By now I think they are fairly historical and could use a good pass over them.
Thanks for proposing this! This would make the codebase much friendlier to newcomers like myself. Big +1.
In general, we should strive to document most design decisions (within reason). Sometimes a simple note saying that “this is not supported” can save folks from asking themselves: What am I missing here?
Not sure what sort of granularity you had in mind, but some things can be documented through tests (we used that a lot for e.g. unsupported conversions in Flang).
I think another way we could help this is to be more consistent about adding comments indicating the known non-existence-but-straightforward-implementability of something. E.g.

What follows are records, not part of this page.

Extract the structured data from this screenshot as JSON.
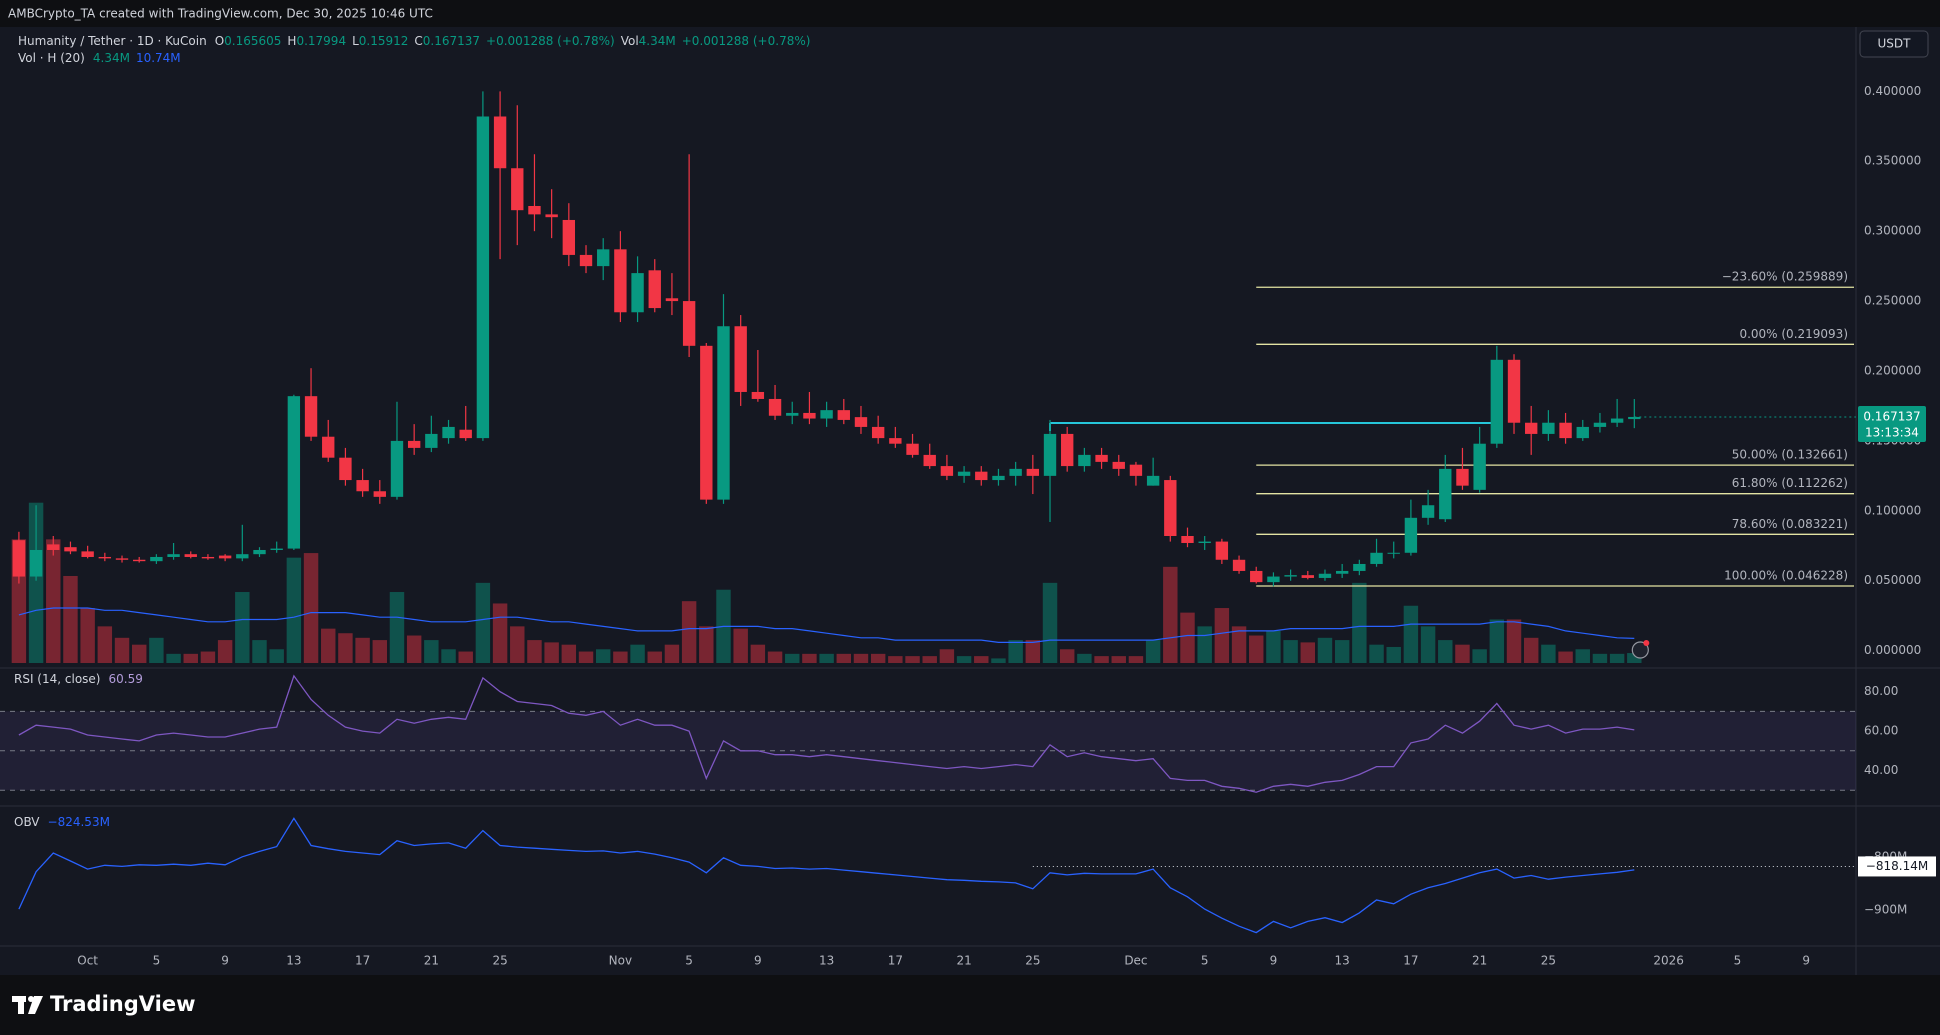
{
  "header": {
    "credit": "AMBCrypto_TA created with TradingView.com, Dec 30, 2025 10:46 UTC",
    "symbol": "Humanity / Tether · 1D · KuCoin",
    "o": "O",
    "h": "H",
    "l": "L",
    "c": "C",
    "change": "+0.001288 (+0.78%)",
    "vol": "Vol",
    "vol_value": "4.34M",
    "vol_change": "+0.001288 (+0.78%)",
    "vol_study": "Vol · H (20)",
    "vol_ma_value": "10.74M",
    "currency": "USDT",
    "countdown": "13:13:34",
    "brand": "TradingView"
  },
  "chart_data": [
    {
      "type": "candlestick",
      "open": [
        0.079,
        0.053,
        0.076,
        0.074,
        0.071,
        0.067,
        0.066,
        0.065,
        0.064,
        0.067,
        0.069,
        0.067,
        0.068,
        0.066,
        0.069,
        0.072,
        0.073,
        0.182,
        0.153,
        0.138,
        0.122,
        0.114,
        0.11,
        0.15,
        0.145,
        0.152,
        0.158,
        0.152,
        0.382,
        0.345,
        0.318,
        0.312,
        0.308,
        0.283,
        0.275,
        0.287,
        0.242,
        0.272,
        0.252,
        0.25,
        0.218,
        0.108,
        0.232,
        0.185,
        0.18,
        0.168,
        0.17,
        0.166,
        0.172,
        0.167,
        0.16,
        0.152,
        0.148,
        0.14,
        0.132,
        0.125,
        0.128,
        0.122,
        0.125,
        0.13,
        0.125,
        0.155,
        0.132,
        0.14,
        0.135,
        0.133,
        0.118,
        0.122,
        0.082,
        0.077,
        0.078,
        0.065,
        0.057,
        0.049,
        0.053,
        0.054,
        0.052,
        0.055,
        0.057,
        0.062,
        0.07,
        0.07,
        0.095,
        0.094,
        0.13,
        0.115,
        0.148,
        0.208,
        0.163,
        0.155,
        0.163,
        0.152,
        0.16,
        0.163,
        0.165605
      ],
      "high": [
        0.085,
        0.104,
        0.082,
        0.078,
        0.075,
        0.07,
        0.068,
        0.067,
        0.069,
        0.077,
        0.071,
        0.069,
        0.069,
        0.09,
        0.074,
        0.078,
        0.183,
        0.202,
        0.165,
        0.145,
        0.13,
        0.122,
        0.178,
        0.162,
        0.168,
        0.165,
        0.175,
        0.4,
        0.4,
        0.39,
        0.355,
        0.33,
        0.32,
        0.29,
        0.295,
        0.3,
        0.282,
        0.28,
        0.27,
        0.355,
        0.22,
        0.255,
        0.24,
        0.215,
        0.19,
        0.178,
        0.185,
        0.178,
        0.18,
        0.175,
        0.168,
        0.16,
        0.155,
        0.148,
        0.14,
        0.132,
        0.132,
        0.13,
        0.135,
        0.14,
        0.165,
        0.16,
        0.145,
        0.145,
        0.14,
        0.135,
        0.138,
        0.125,
        0.088,
        0.082,
        0.08,
        0.068,
        0.06,
        0.056,
        0.058,
        0.057,
        0.058,
        0.062,
        0.065,
        0.08,
        0.078,
        0.108,
        0.115,
        0.14,
        0.145,
        0.16,
        0.218,
        0.212,
        0.175,
        0.172,
        0.17,
        0.165,
        0.17,
        0.18,
        0.17994
      ],
      "low": [
        0.048,
        0.05,
        0.068,
        0.069,
        0.066,
        0.064,
        0.063,
        0.063,
        0.062,
        0.065,
        0.066,
        0.065,
        0.064,
        0.064,
        0.067,
        0.07,
        0.072,
        0.15,
        0.135,
        0.118,
        0.11,
        0.105,
        0.108,
        0.14,
        0.142,
        0.148,
        0.15,
        0.15,
        0.28,
        0.29,
        0.3,
        0.295,
        0.275,
        0.27,
        0.265,
        0.235,
        0.235,
        0.242,
        0.24,
        0.21,
        0.105,
        0.105,
        0.175,
        0.178,
        0.165,
        0.162,
        0.162,
        0.16,
        0.162,
        0.155,
        0.148,
        0.145,
        0.138,
        0.13,
        0.122,
        0.12,
        0.118,
        0.118,
        0.118,
        0.112,
        0.092,
        0.128,
        0.128,
        0.13,
        0.125,
        0.118,
        0.118,
        0.078,
        0.074,
        0.072,
        0.062,
        0.055,
        0.048,
        0.046,
        0.05,
        0.051,
        0.05,
        0.052,
        0.054,
        0.06,
        0.066,
        0.068,
        0.09,
        0.092,
        0.115,
        0.113,
        0.145,
        0.155,
        0.14,
        0.15,
        0.148,
        0.15,
        0.156,
        0.16,
        0.15912
      ],
      "close": [
        0.053,
        0.072,
        0.072,
        0.071,
        0.067,
        0.066,
        0.065,
        0.064,
        0.067,
        0.069,
        0.067,
        0.066,
        0.066,
        0.069,
        0.072,
        0.073,
        0.182,
        0.153,
        0.138,
        0.122,
        0.114,
        0.11,
        0.15,
        0.145,
        0.155,
        0.16,
        0.152,
        0.382,
        0.345,
        0.315,
        0.312,
        0.31,
        0.283,
        0.275,
        0.287,
        0.242,
        0.27,
        0.245,
        0.25,
        0.218,
        0.108,
        0.232,
        0.185,
        0.18,
        0.168,
        0.17,
        0.166,
        0.172,
        0.165,
        0.16,
        0.152,
        0.148,
        0.14,
        0.132,
        0.125,
        0.128,
        0.122,
        0.125,
        0.13,
        0.125,
        0.155,
        0.132,
        0.14,
        0.135,
        0.13,
        0.125,
        0.125,
        0.082,
        0.077,
        0.078,
        0.065,
        0.057,
        0.049,
        0.053,
        0.054,
        0.052,
        0.055,
        0.057,
        0.062,
        0.07,
        0.07,
        0.095,
        0.104,
        0.13,
        0.118,
        0.148,
        0.208,
        0.163,
        0.155,
        0.163,
        0.152,
        0.16,
        0.163,
        0.166,
        0.167137
      ],
      "volume": [
        54,
        70,
        54,
        38,
        24,
        16,
        11,
        8,
        11,
        4,
        4,
        5,
        10,
        31,
        10,
        6,
        46,
        48,
        15,
        13,
        11,
        10,
        31,
        12,
        10,
        6,
        5,
        35,
        26,
        16,
        10,
        9,
        8,
        5,
        6,
        5,
        8,
        5,
        8,
        27,
        16,
        32,
        15,
        8,
        5,
        4,
        4,
        4,
        4,
        4,
        4,
        3,
        3,
        3,
        6,
        3,
        3,
        2,
        10,
        10,
        35,
        6,
        4,
        3,
        3,
        3,
        10,
        42,
        22,
        16,
        24,
        16,
        12,
        14,
        10,
        9,
        11,
        10,
        35,
        8,
        7,
        25,
        16,
        10,
        8,
        6,
        19,
        19,
        11,
        8,
        5,
        6,
        4,
        4,
        4.34
      ],
      "volume_ma": [
        21,
        23,
        24,
        24,
        24,
        23,
        23,
        22,
        21,
        20,
        19,
        18,
        18,
        19,
        19,
        19,
        20,
        22,
        22,
        22,
        21,
        20,
        20,
        19,
        18,
        18,
        18,
        19,
        20,
        20,
        19,
        18,
        18,
        17,
        16,
        15,
        14,
        14,
        14,
        15,
        15,
        16,
        16,
        16,
        15,
        15,
        14,
        13,
        12,
        11,
        11,
        10,
        10,
        10,
        10,
        10,
        10,
        9,
        9,
        9,
        10,
        10,
        10,
        10,
        10,
        10,
        10,
        11,
        12,
        12,
        13,
        14,
        14,
        14,
        15,
        15,
        15,
        15,
        16,
        16,
        16,
        17,
        17,
        17,
        17,
        17,
        18,
        18,
        17,
        16,
        14,
        13,
        12,
        11,
        10.74
      ],
      "up_color": "#089981",
      "down_color": "#f23645",
      "volume_ma_color": "#2962ff",
      "ylim": [
        -0.0124,
        0.446
      ],
      "yticks": [
        {
          "value": 0,
          "label": "0.000000"
        },
        {
          "value": 0.05,
          "label": "0.050000"
        },
        {
          "value": 0.1,
          "label": "0.100000"
        },
        {
          "value": 0.15,
          "label": "0.150000"
        },
        {
          "value": 0.2,
          "label": "0.200000"
        },
        {
          "value": 0.25,
          "label": "0.250000"
        },
        {
          "value": 0.3,
          "label": "0.300000"
        },
        {
          "value": 0.35,
          "label": "0.350000"
        },
        {
          "value": 0.4,
          "label": "0.400000"
        }
      ],
      "xlim": [
        -1.1,
        106.9
      ],
      "xticks": [
        {
          "value": 4,
          "label": "Oct"
        },
        {
          "value": 8,
          "label": "5"
        },
        {
          "value": 12,
          "label": "9"
        },
        {
          "value": 16,
          "label": "13"
        },
        {
          "value": 20,
          "label": "17"
        },
        {
          "value": 24,
          "label": "21"
        },
        {
          "value": 28,
          "label": "25"
        },
        {
          "value": 35,
          "label": "Nov"
        },
        {
          "value": 39,
          "label": "5"
        },
        {
          "value": 43,
          "label": "9"
        },
        {
          "value": 47,
          "label": "13"
        },
        {
          "value": 51,
          "label": "17"
        },
        {
          "value": 55,
          "label": "21"
        },
        {
          "value": 59,
          "label": "25"
        },
        {
          "value": 65,
          "label": "Dec"
        },
        {
          "value": 69,
          "label": "5"
        },
        {
          "value": 73,
          "label": "9"
        },
        {
          "value": 77,
          "label": "13"
        },
        {
          "value": 81,
          "label": "17"
        },
        {
          "value": 85,
          "label": "21"
        },
        {
          "value": 89,
          "label": "25"
        },
        {
          "value": 96,
          "label": "2026"
        },
        {
          "value": 100,
          "label": "5"
        },
        {
          "value": 104,
          "label": "9"
        }
      ],
      "fib_color": "#e3e3a3",
      "fib": [
        {
          "value": 0.259889,
          "label": "−23.60% (0.259889)"
        },
        {
          "value": 0.219093,
          "label": "0.00% (0.219093)"
        },
        {
          "value": 0.132661,
          "label": "50.00% (0.132661)"
        },
        {
          "value": 0.112262,
          "label": "61.80% (0.112262)"
        },
        {
          "value": 0.083221,
          "label": "78.60% (0.083221)"
        },
        {
          "value": 0.046228,
          "label": "100.00% (0.046228)"
        }
      ],
      "hline": 0.1628,
      "hline_color": "#26c6da"
    },
    {
      "type": "line",
      "title": "RSI (14, close)",
      "color": "#7e57c2",
      "values": [
        58,
        63,
        62,
        61,
        58,
        57,
        56,
        55,
        58,
        59,
        58,
        57,
        57,
        59,
        61,
        62,
        88,
        76,
        68,
        62,
        60,
        59,
        66,
        64,
        66,
        67,
        66,
        87,
        80,
        75,
        74,
        73,
        69,
        68,
        70,
        63,
        66,
        63,
        63,
        60,
        36,
        55,
        50,
        50,
        48,
        48,
        47,
        48,
        47,
        46,
        45,
        44,
        43,
        42,
        41,
        42,
        41,
        42,
        43,
        42,
        53,
        47,
        49,
        47,
        46,
        45,
        46,
        36,
        35,
        35,
        32,
        31,
        29,
        32,
        33,
        32,
        34,
        35,
        38,
        42,
        42,
        54,
        56,
        63,
        59,
        65,
        74,
        63,
        61,
        63,
        59,
        61,
        61,
        62,
        60.59
      ],
      "ylim": [
        22,
        92
      ],
      "levels": [
        70,
        50,
        30
      ],
      "yticks": [
        {
          "value": 80,
          "label": "80.00"
        },
        {
          "value": 60,
          "label": "60.00"
        },
        {
          "value": 40,
          "label": "40.00"
        }
      ]
    },
    {
      "type": "line",
      "title": "OBV",
      "value_label": "−824.53M",
      "color": "#2962ff",
      "values": [
        -898,
        -828,
        -793,
        -808,
        -823,
        -816,
        -818,
        -815,
        -816,
        -814,
        -816,
        -812,
        -815,
        -800,
        -790,
        -781,
        -728,
        -779,
        -785,
        -790,
        -793,
        -796,
        -770,
        -779,
        -776,
        -774,
        -784,
        -751,
        -779,
        -782,
        -784,
        -786,
        -788,
        -790,
        -789,
        -793,
        -790,
        -795,
        -802,
        -810,
        -830,
        -802,
        -816,
        -818,
        -822,
        -821,
        -823,
        -822,
        -825,
        -828,
        -831,
        -834,
        -837,
        -840,
        -843,
        -844,
        -846,
        -847,
        -849,
        -860,
        -830,
        -834,
        -831,
        -832,
        -832,
        -832,
        -823,
        -858,
        -875,
        -898,
        -915,
        -930,
        -942,
        -921,
        -933,
        -921,
        -914,
        -923,
        -905,
        -881,
        -888,
        -870,
        -858,
        -850,
        -840,
        -830,
        -823,
        -840,
        -835,
        -842,
        -838,
        -835,
        -832,
        -829,
        -824.53
      ],
      "ylim": [
        -967,
        -705
      ],
      "yticks": [
        {
          "value": -800,
          "label": "−800M"
        },
        {
          "value": -900,
          "label": "−900M"
        }
      ],
      "hline": {
        "value": -818.14,
        "label": "−818.14M"
      }
    }
  ]
}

# TODO: Fill out support all the other X comments. E.g. before BF16 and F16 support were added here, it would have been nice to have a comment here saying
Add BF16 and F16 support.
I hesitated to add more stuff to the rationale doc, but it always felt like dialect- or even subsystem-specific decisions don’t belong there. It’s not exactly the case of the current content for historical reasons, but I don’t think we want to add “dialect X doesn’t want operation Y” there.
I’d like to add intent to that: there’s a difference between “this is intentionally not supported” and the cases I have in mind.
This requires forward thinking of what can be useful to have. In the opposite case, we will have decided that something is not worth having, so it’s only a matter of documenting that decision (and also potentially drawing the attention of reviewers to that for further discussion).